Have you ever read ‘The Secret Life of a Knitter’ by the Yarn Harlot? Do you remember the part about Danish knitting patterns? Now try to imagine knitting from such a pattern, only it’s full of mistakes. And not little mistakes, either. Like telling you on one page to start the pattern on the sleeves by decreasing one stitch and on the next to begin the raglan shaping by omitting the increase at the beginning of the pattern. I hope this makes sense because the pattern sure doesn’t. It’s enough to make even the most level-headed person run around in circles, pulling their hair out and making strange noises. Not that anyone around here has been known to throw major tantrums when the knitting is behaving badly but it does take unusually strong nerves to begin this particular knit and knitting-novices will do better to keep away from it. There’s fearless knitting and then there’s you-must-be-out-of-your-freaking-mind knitting. You know what I mean…

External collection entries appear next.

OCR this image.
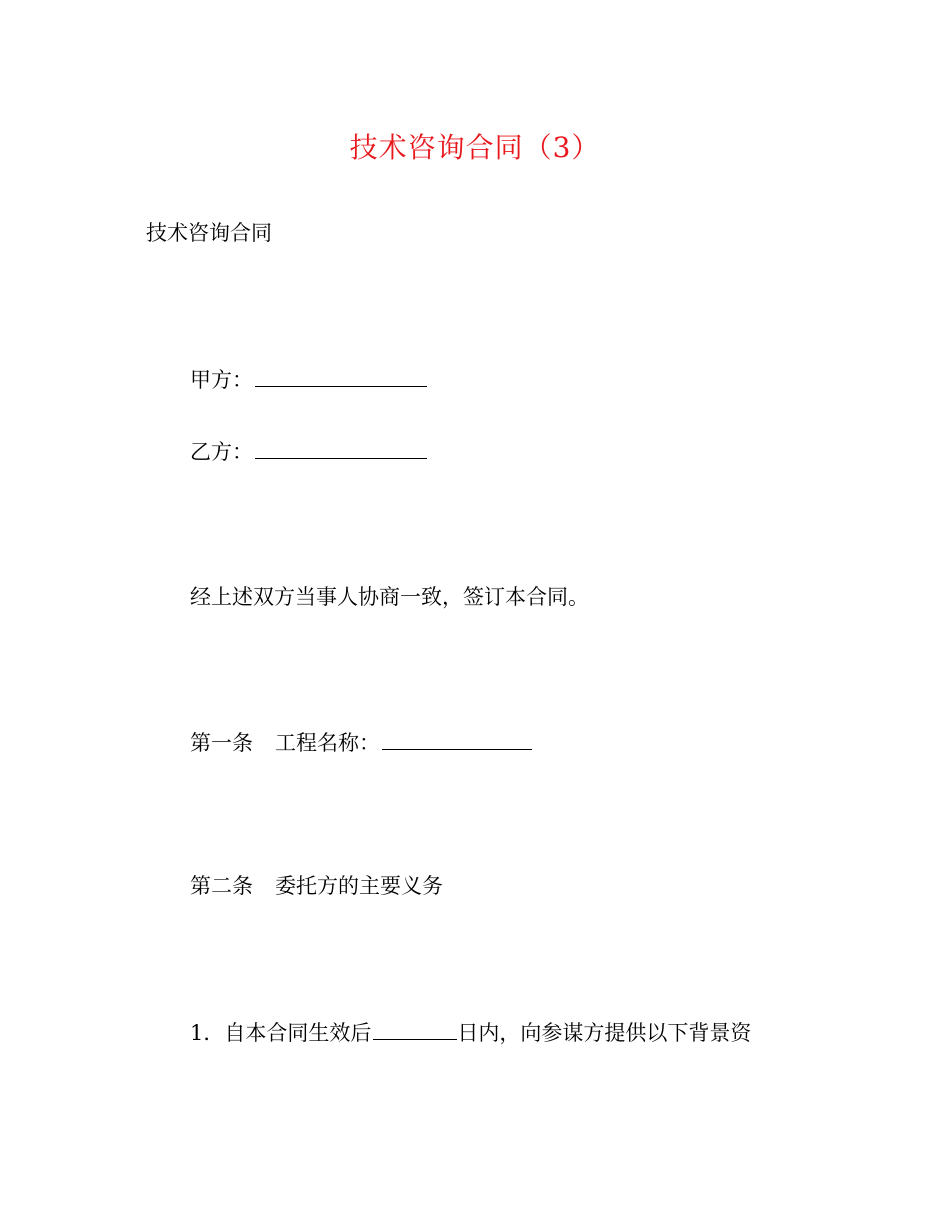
技术咨询合同（3）
技术咨询合同
甲方：
乙方：
经上述双方当事人协商一致，签订本合同。
第一条 工程名称：
第二条 委托方的主要义务
1．自本合同生效后	日内，向参谋方提供以下背景资
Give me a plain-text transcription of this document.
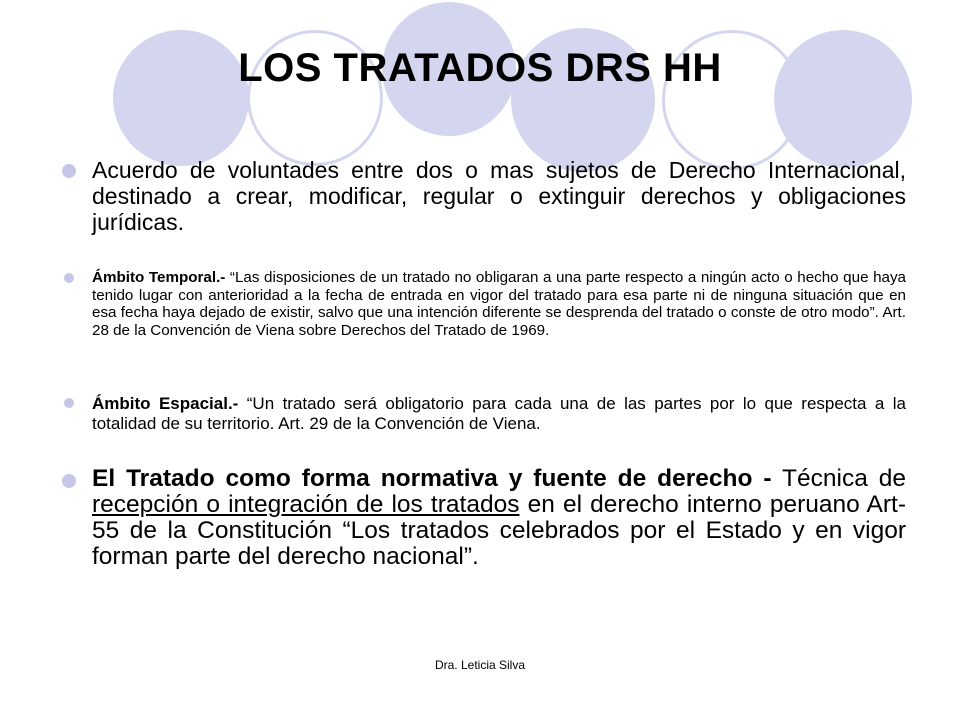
LOS TRATADOS DRS HH
Acuerdo de voluntades entre dos o mas sujetos de Derecho Internacional, destinado a crear, modificar, regular o extinguir derechos y obligaciones jurídicas.
Ámbito Temporal.- “Las disposiciones de un tratado no obligaran a una parte respecto a ningún acto o hecho que haya tenido lugar con anterioridad a la fecha de entrada en vigor del tratado para esa parte ni de ninguna situación que en esa fecha haya dejado de existir, salvo que una intención diferente se desprenda del tratado o conste de otro modo”. Art. 28 de la Convención de Viena sobre Derechos del Tratado de 1969.
Ámbito Espacial.- “Un tratado será obligatorio para cada una de las partes por lo que respecta a la totalidad de su territorio. Art. 29 de la Convención de Viena.
El Tratado como forma normativa y fuente de derecho - Técnica de recepción o integración de los tratados en el derecho interno peruano Art- 55 de la Constitución “Los tratados celebrados por el Estado y en vigor forman parte del derecho nacional”.
Dra. Leticia Silva
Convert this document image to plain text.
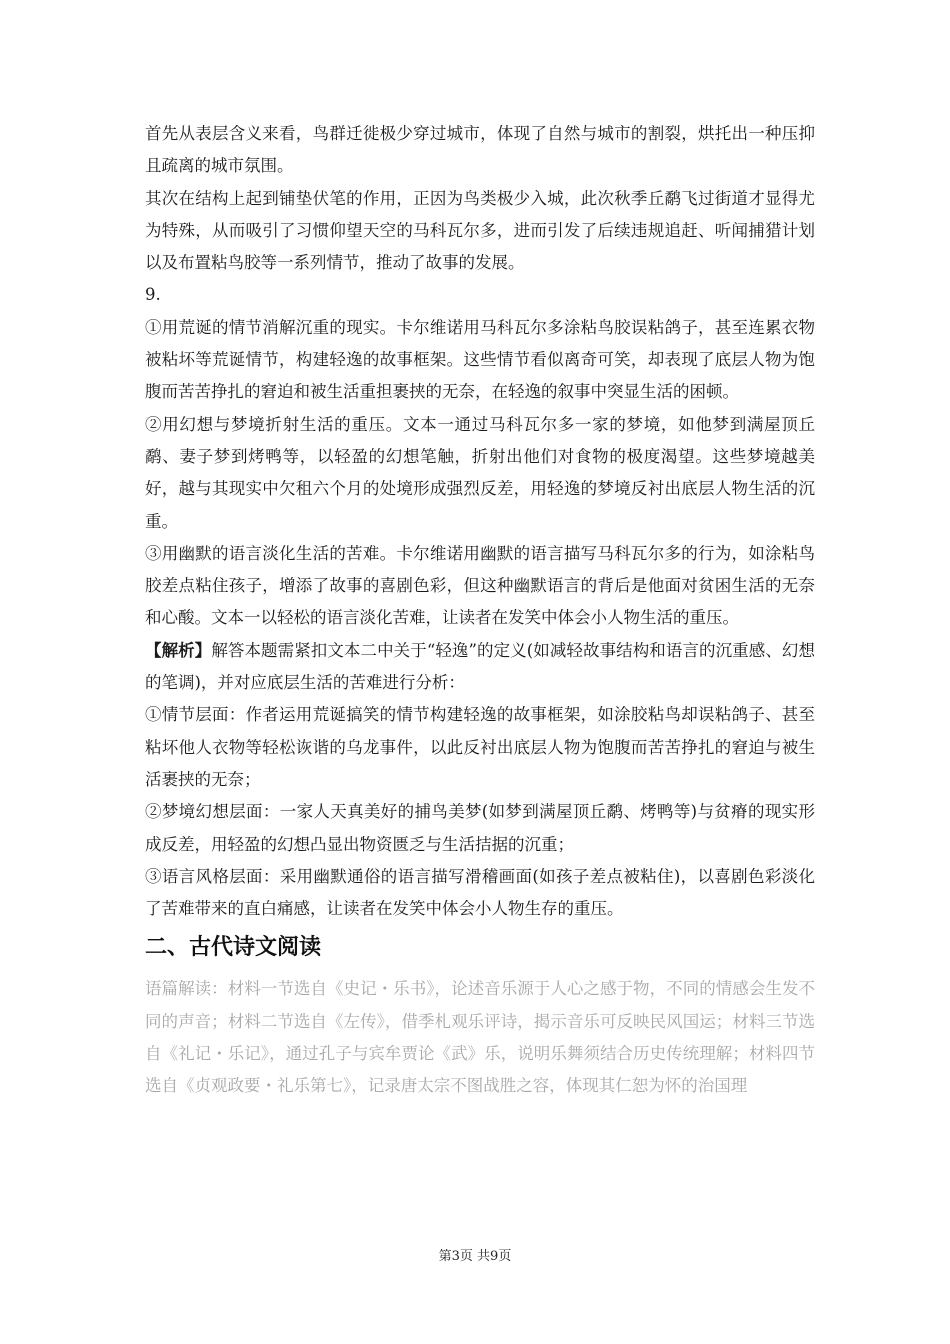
首先从表层含义来看，鸟群迁徙极少穿过城市，体现了自然与城市的割裂，烘托出一种压抑且疏离的城市氛围。

其次在结构上起到铺垫伏笔的作用，正因为鸟类极少入城，此次秋季丘鹬飞过街道才显得尤为特殊，从而吸引了习惯仰望天空的马科瓦尔多，进而引发了后续违规追赶、听闻捕猎计划以及布置粘鸟胶等一系列情节，推动了故事的发展。

9.

①用荒诞的情节消解沉重的现实。卡尔维诺用马科瓦尔多涂粘鸟胶误粘鸽子，甚至连累衣物被粘坏等荒诞情节，构建轻逸的故事框架。这些情节看似离奇可笑，却表现了底层人物为饱腹而苦苦挣扎的窘迫和被生活重担裹挟的无奈，在轻逸的叙事中突显生活的困顿。

②用幻想与梦境折射生活的重压。文本一通过马科瓦尔多一家的梦境，如他梦到满屋顶丘鹬、妻子梦到烤鸭等，以轻盈的幻想笔触，折射出他们对食物的极度渴望。这些梦境越美好，越与其现实中欠租六个月的处境形成强烈反差，用轻逸的梦境反衬出底层人物生活的沉重。

③用幽默的语言淡化生活的苦难。卡尔维诺用幽默的语言描写马科瓦尔多的行为，如涂粘鸟胶差点粘住孩子，增添了故事的喜剧色彩，但这种幽默语言的背后是他面对贫困生活的无奈和心酸。文本一以轻松的语言淡化苦难，让读者在发笑中体会小人物生活的重压。

【解析】解答本题需紧扣文本二中关于“轻逸”的定义(如减轻故事结构和语言的沉重感、幻想的笔调)，并对应底层生活的苦难进行分析：

①情节层面：作者运用荒诞搞笑的情节构建轻逸的故事框架，如涂胶粘鸟却误粘鸽子、甚至粘坏他人衣物等轻松诙谐的乌龙事件，以此反衬出底层人物为饱腹而苦苦挣扎的窘迫与被生活裹挟的无奈；

②梦境幻想层面：一家人天真美好的捕鸟美梦(如梦到满屋顶丘鹬、烤鸭等)与贫瘠的现实形成反差，用轻盈的幻想凸显出物资匮乏与生活拮据的沉重；

③语言风格层面：采用幽默通俗的语言描写滑稽画面(如孩子差点被粘住)，以喜剧色彩淡化了苦难带来的直白痛感，让读者在发笑中体会小人物生存的重压。

二、古代诗文阅读

语篇解读：材料一节选自《史记・乐书》，论述音乐源于人心之感于物，不同的情感会生发不同的声音；材料二节选自《左传》，借季札观乐评诗，揭示音乐可反映民风国运；材料三节选自《礼记・乐记》，通过孔子与宾牟贾论《武》乐，说明乐舞须结合历史传统理解；材料四节选自《贞观政要・礼乐第七》，记录唐太宗不图战胜之容，体现其仁恕为怀的治国理

第3页 共9页
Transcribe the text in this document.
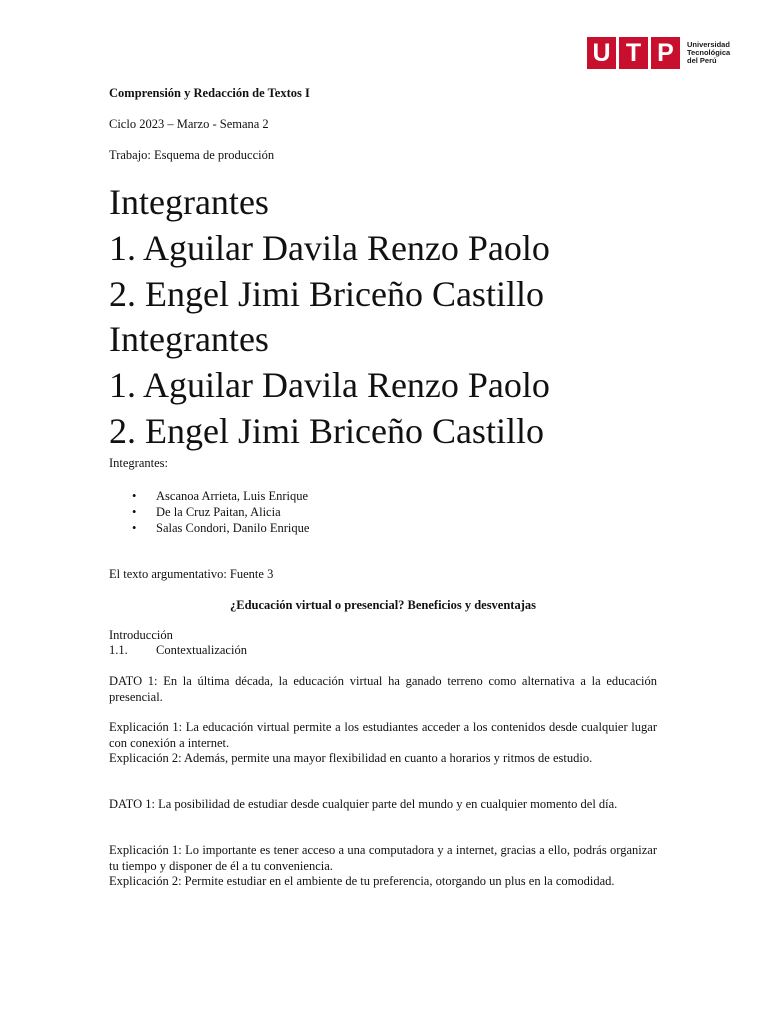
U T P	Universidad
Tecnológica
del Perú
Comprensión y Redacción de Textos I
Ciclo 2023 – Marzo - Semana 2
Trabajo: Esquema de producción
Integrantes
1. Aguilar Davila Renzo Paolo
2. Engel Jimi Briceño Castillo
Integrantes
1. Aguilar Davila Renzo Paolo
2. Engel Jimi Briceño Castillo
Integrantes:
• Ascanoa Arrieta, Luis Enrique
• De la Cruz Paitan, Alicia
• Salas Condori, Danilo Enrique
El texto argumentativo: Fuente 3
¿Educación virtual o presencial? Beneficios y desventajas
Introducción
1.1. Contextualización
DATO 1: En la última década, la educación virtual ha ganado terreno como alternativa a la educación presencial.
Explicación 1: La educación virtual permite a los estudiantes acceder a los contenidos desde cualquier lugar con conexión a internet.
Explicación 2: Además, permite una mayor flexibilidad en cuanto a horarios y ritmos de estudio.
DATO 1: La posibilidad de estudiar desde cualquier parte del mundo y en cualquier momento del día.
Explicación 1: Lo importante es tener acceso a una computadora y a internet, gracias a ello, podrás organizar tu tiempo y disponer de él a tu conveniencia.
Explicación 2: Permite estudiar en el ambiente de tu preferencia, otorgando un plus en la comodidad.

It’s a shame, really, because the design is beautiful and clever once you’ve deciphered the instructions. It would actually be a good project for beginners who are getting tired of plain stockinette and want to make something that’s a little more challenging. The pattern looks spectacular and very complicated but is obtained just by decreasing and increasing in the right places. Only the pattern doesn’t do much of a job of telling you what these places are.
Now, I’m not the one to back down in front of a challenge (even though there have been occasions where I would have been better off if I had) and I’m well on my way with the front piece. Yes, you read this correctly, this is really the front. It’s a bit on the small side but it’s also stretchy as a certain warm place and I think it’ll be just fine. It’s always difficult to measure gauge in ribbing and even more so when the pattern isn’t very clear about gauge measurements but using a wool/silk/alpaca blend I prefer to knit it a little tightly and avoid unpleasant surprises later. And if I can avoid it, I’m not going to wash it. I’ve done this once with another project knit from a wool/silk blend and do you know what happens to ribbing knit in a non-elastic material when it’s washed? It becomes w i d e! You know, I’m not bitter, not at all.
Until reading the comment by Jeanette I had been too engrossed by my own dazzling wit to even notice that I’ve completely forgotten to mention the name of the pattern. It’s of course Orchid by Helga Isager.